“俱往矣,数风流人物,还看今朝!”
……
薛综在交州牧的官衙前等了老长时间,垂手侍立,像三好学生一样,不见任何恼怒。从外表根本看不出来,这位因为避乱而迁居交州的大儒内心惶恐,原因嘛,交州牧项庄新纳的小妾薛夫人就是他的族妹。

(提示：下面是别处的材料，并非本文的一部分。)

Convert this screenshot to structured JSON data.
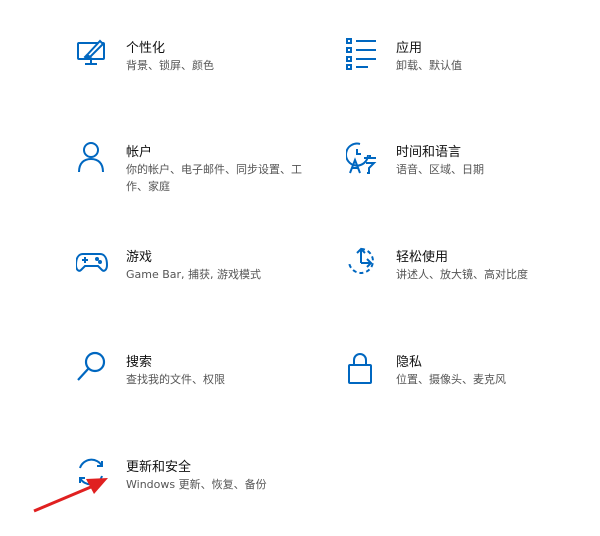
{
  "accent_color": "#0067c0",
  "settings": {
    "personalization": {
      "title": "个性化",
      "desc": "背景、锁屏、颜色",
      "icon": "personalization-icon"
    },
    "apps": {
      "title": "应用",
      "desc": "卸载、默认值",
      "icon": "apps-icon"
    },
    "accounts": {
      "title": "帐户",
      "desc": "你的帐户、电子邮件、同步设置、工作、家庭",
      "icon": "person-icon"
    },
    "time_language": {
      "title": "时间和语言",
      "desc": "语音、区域、日期",
      "icon": "time-language-icon"
    },
    "gaming": {
      "title": "游戏",
      "desc": "Game Bar, 捕获, 游戏模式",
      "icon": "gamepad-icon"
    },
    "ease_of_access": {
      "title": "轻松使用",
      "desc": "讲述人、放大镜、高对比度",
      "icon": "ease-of-access-icon"
    },
    "search": {
      "title": "搜索",
      "desc": "查找我的文件、权限",
      "icon": "search-icon"
    },
    "privacy": {
      "title": "隐私",
      "desc": "位置、摄像头、麦克风",
      "icon": "lock-icon"
    },
    "update_security": {
      "title": "更新和安全",
      "desc": "Windows 更新、恢复、备份",
      "icon": "sync-icon"
    }
  },
  "annotation": {
    "type": "arrow",
    "color": "#e02020",
    "points_to": "update_security"
  }
}
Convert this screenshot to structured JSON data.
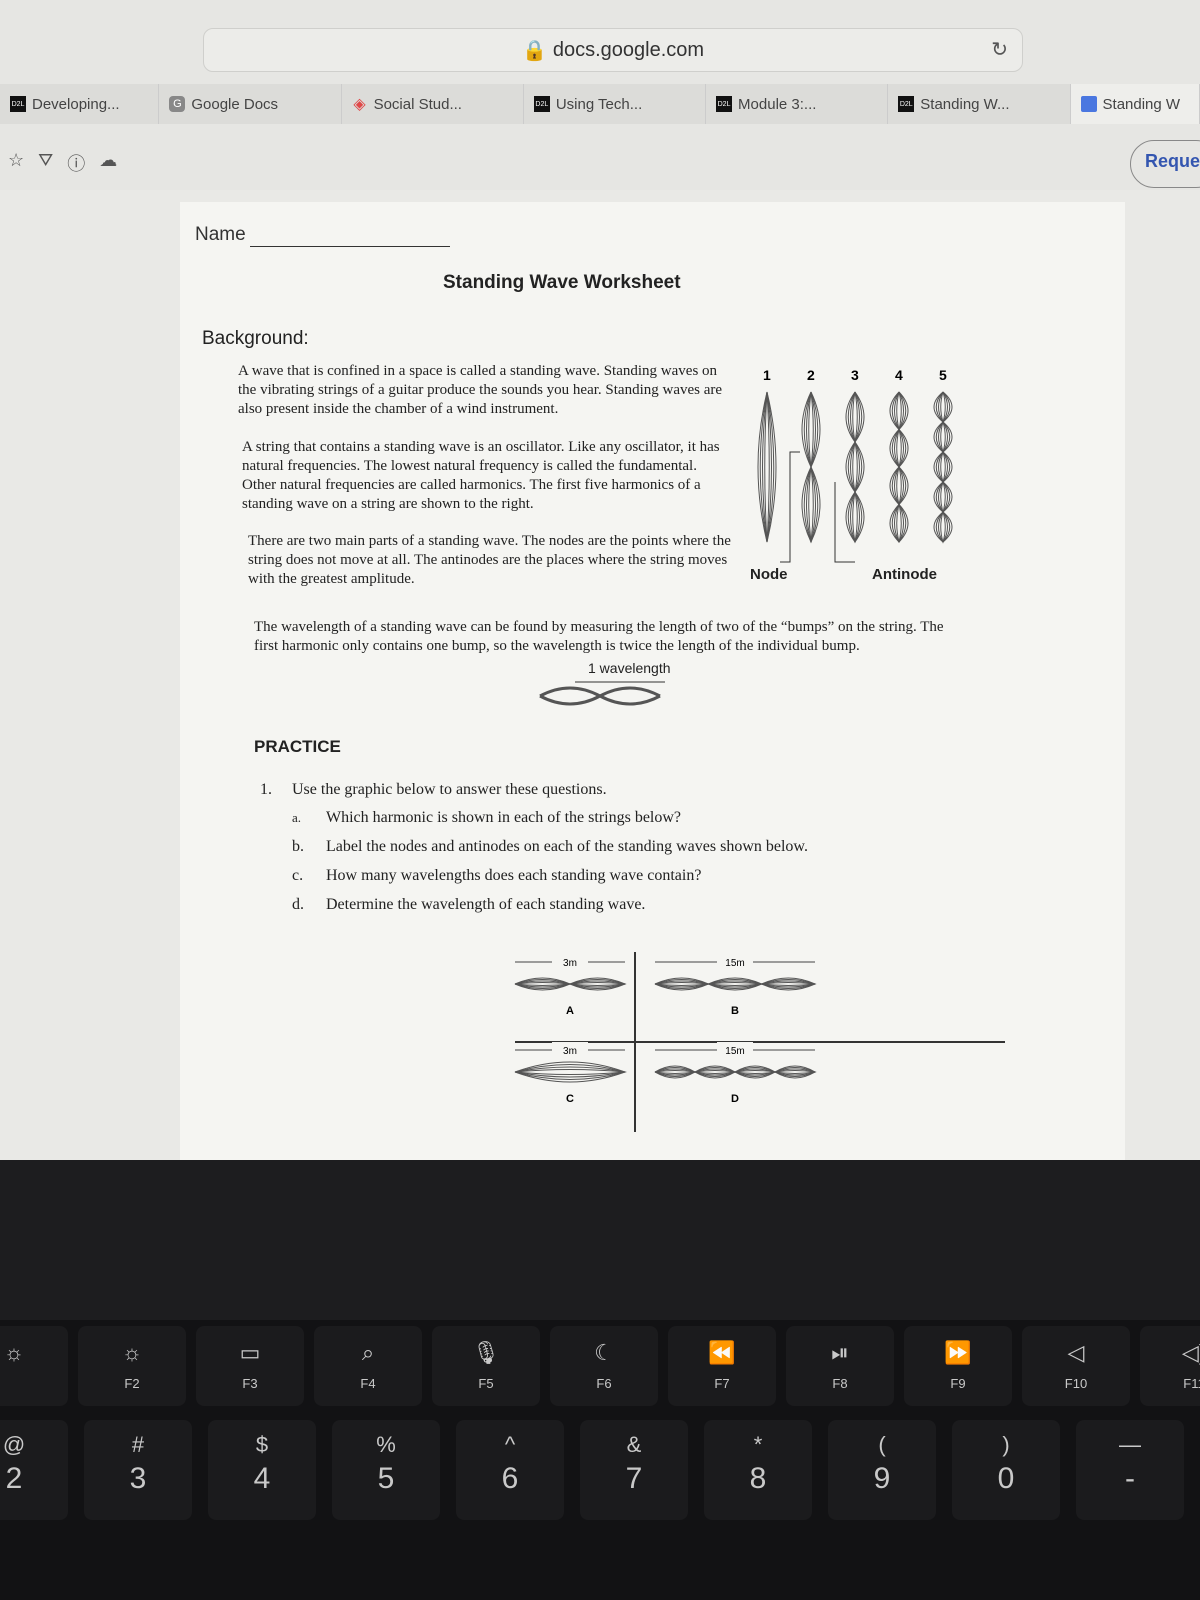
{
  "browser": {
    "url": "docs.google.com",
    "tabs": [
      {
        "label": "Developing...",
        "icon": "d2l-icon"
      },
      {
        "label": "Google Docs",
        "icon": "google-icon"
      },
      {
        "label": "Social Stud...",
        "icon": "schoology-icon"
      },
      {
        "label": "Using Tech...",
        "icon": "d2l-icon"
      },
      {
        "label": "Module 3:...",
        "icon": "d2l-icon"
      },
      {
        "label": "Standing W...",
        "icon": "d2l-icon"
      },
      {
        "label": "Standing W",
        "icon": "docs-icon"
      }
    ],
    "request_button": "Reque"
  },
  "doc": {
    "name_label": "Name",
    "title": "Standing Wave Worksheet",
    "background_heading": "Background:",
    "p1": "A wave that is confined in a space is called a standing wave. Standing waves on the vibrating strings of a guitar produce the sounds you hear. Standing waves are also present inside the chamber of a wind instrument.",
    "p2": "A string that contains a standing wave is an oscillator. Like any oscillator, it has natural frequencies. The lowest natural frequency is called the fundamental. Other natural frequencies are called harmonics. The first five harmonics of a standing wave on a string are shown to the right.",
    "p3": "There are two main parts of a standing wave. The nodes are the points where the string does not move at all. The antinodes are the places where the string moves with the greatest amplitude.",
    "p4": "The wavelength of a standing wave can be found by measuring the length of two of the “bumps” on the string. The first harmonic only contains one bump, so the wavelength is twice the length of the individual bump.",
    "harmonic_labels": [
      "1",
      "2",
      "3",
      "4",
      "5"
    ],
    "node_label": "Node",
    "antinode_label": "Antinode",
    "wavelength_label": "1 wavelength",
    "practice": "PRACTICE",
    "q1_num": "1.",
    "q1": "Use the graphic below to answer these questions.",
    "subs": [
      {
        "l": "a.",
        "t": "Which harmonic is shown in each of the strings below?"
      },
      {
        "l": "b.",
        "t": "Label the nodes and antinodes on each of the standing waves shown below."
      },
      {
        "l": "c.",
        "t": "How many wavelengths does each standing wave contain?"
      },
      {
        "l": "d.",
        "t": "Determine the wavelength of each standing wave."
      }
    ],
    "waves": [
      {
        "id": "A",
        "length": "3m",
        "bumps": 2
      },
      {
        "id": "B",
        "length": "15m",
        "bumps": 3
      },
      {
        "id": "C",
        "length": "3m",
        "bumps": 1
      },
      {
        "id": "D",
        "length": "15m",
        "bumps": 4
      }
    ]
  },
  "keyboard": {
    "fkeys": [
      {
        "icon": "brightness-down-icon",
        "glyph": "☼",
        "label": ""
      },
      {
        "icon": "brightness-up-icon",
        "glyph": "☼",
        "label": "F2"
      },
      {
        "icon": "mission-control-icon",
        "glyph": "▭",
        "label": "F3"
      },
      {
        "icon": "search-icon",
        "glyph": "⌕",
        "label": "F4"
      },
      {
        "icon": "microphone-icon",
        "glyph": "🎙",
        "label": "F5"
      },
      {
        "icon": "moon-icon",
        "glyph": "☾",
        "label": "F6"
      },
      {
        "icon": "rewind-icon",
        "glyph": "⏪",
        "label": "F7"
      },
      {
        "icon": "play-pause-icon",
        "glyph": "⏯",
        "label": "F8"
      },
      {
        "icon": "fast-forward-icon",
        "glyph": "⏩",
        "label": "F9"
      },
      {
        "icon": "mute-icon",
        "glyph": "◁",
        "label": "F10"
      },
      {
        "icon": "volume-up-icon",
        "glyph": "◁)",
        "label": "F11"
      }
    ],
    "numkeys": [
      {
        "s": "@",
        "n": "2"
      },
      {
        "s": "#",
        "n": "3"
      },
      {
        "s": "$",
        "n": "4"
      },
      {
        "s": "%",
        "n": "5"
      },
      {
        "s": "^",
        "n": "6"
      },
      {
        "s": "&",
        "n": "7"
      },
      {
        "s": "*",
        "n": "8"
      },
      {
        "s": "(",
        "n": "9"
      },
      {
        "s": ")",
        "n": "0"
      },
      {
        "s": "—",
        "n": "-"
      }
    ]
  }
}
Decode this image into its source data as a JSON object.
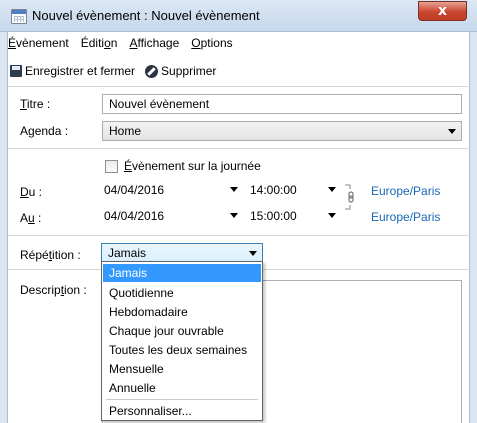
{
  "window": {
    "title": "Nouvel évènement : Nouvel évènement",
    "close_label": "x"
  },
  "menu": {
    "items": [
      {
        "pre": "",
        "u": "É",
        "post": "vènement"
      },
      {
        "pre": "Éditi",
        "u": "o",
        "post": "n"
      },
      {
        "pre": "",
        "u": "A",
        "post": "ffichage"
      },
      {
        "pre": "",
        "u": "O",
        "post": "ptions"
      }
    ]
  },
  "toolbar": {
    "save_close": "Enregistrer et fermer",
    "delete": "Supprimer"
  },
  "form": {
    "title_label": {
      "u": "T",
      "post": "itre :"
    },
    "title_value": "Nouvel évènement",
    "agenda_label": {
      "pre": "A",
      "u": "g",
      "post": "enda :"
    },
    "agenda_value": "Home",
    "all_day_label": {
      "u": "É",
      "post": "vènement sur la journée"
    },
    "from_label": {
      "u": "D",
      "post": "u :"
    },
    "from_date": "04/04/2016",
    "from_time": "14:00:00",
    "to_label": {
      "pre": "A",
      "u": "u",
      "post": " :"
    },
    "to_date": "04/04/2016",
    "to_time": "15:00:00",
    "timezone_from": "Europe/Paris",
    "timezone_to": "Europe/Paris",
    "repeat_label": {
      "pre": "Répé",
      "u": "t",
      "post": "ition :"
    },
    "repeat_value": "Jamais",
    "description_label": {
      "pre": "Descrip",
      "u": "t",
      "post": "ion :"
    }
  },
  "repeat_options": [
    "Jamais",
    "Quotidienne",
    "Hebdomadaire",
    "Chaque jour ouvrable",
    "Toutes les deux semaines",
    "Mensuelle",
    "Annuelle",
    "Personnaliser..."
  ],
  "colors": {
    "accent": "#3399ff",
    "link": "#1a66b5"
  }
}
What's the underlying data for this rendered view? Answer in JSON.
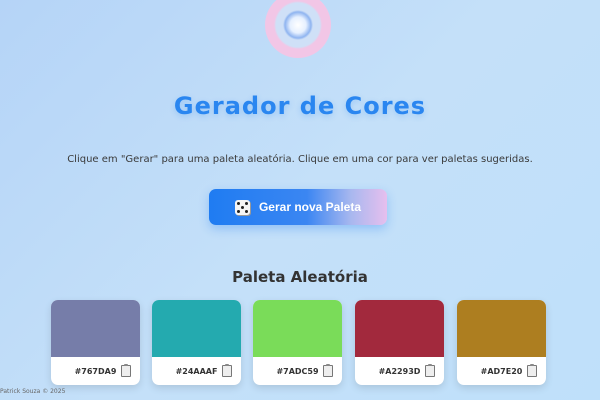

当这个血缘有点远的妹妹加害项使君的爱妾卢夫人,差点导致卢夫人流产的消息传到薛家,薛综和族中长辈吓得几乎晕厥。从州牧府陆续传出的消息证明卢夫人最后还是安全产子,母子平安,情况对薛家来说才不那么糟糕。
不出意料,项庄把薛夫人抓了起来,严禁任何人靠近,亲自审问。薛家紧急开会,由薛综出面周旋,长辈为了家族利益已经决定:丢卒保帅,抛弃薛夫人,平息交州牧的怒火,如果还不够,割点肉也是有必要的。
左等右等,州牧府的一名掾吏出门下了台阶,对薛综说:“先生,使君有请。”
薛综松了口气,能见面就代表事态没有失控,还有转圜的余地。再等久一点也没啥,只要把这一页揭过去,薛家愿意按照世族之间不成文的规则付出相应代价。
其实他是自作多情了,项庄早就查明真相,薛夫人手下的婢女奉命去给卢夫人送礼,结果不慎让卢夫人滑倒了,这点许多人包括一名保护宛君的暗卫口供一致。项庄不信有人能渗透到后院的暗卫身上,事情的真相大概就是如此,薛夫人并没有过错。但那个婢女就惨了,项庄毕竟不如林宁善良,想把这个毛手毛脚的丫头送去青楼,还是宛君求情,改为发配浣衣局洗衣裳。
小惩大诫,薛夫人也被禁足,项庄令她反省。全赖宛君母子平安,不然说再多的过错也没用,必然掉一堆脑袋。
薛综来之前,项庄收到来自中原的多方情报,乌桓铁骑南下的情报最受重视。交州与幽州一南一北,几千里之遥,项庄又没有飞鸽传书,消息传递缓慢。他收到乌桓南下的消息时,幽州已经动员完毕,林宁都到长城脚下了。幽州凭借北关密集的要塞、城堡拖住了乌桓铁骑,当然,也有乌桓人不愿深入的原因,这场南北战争注定要在草原上决出胜负。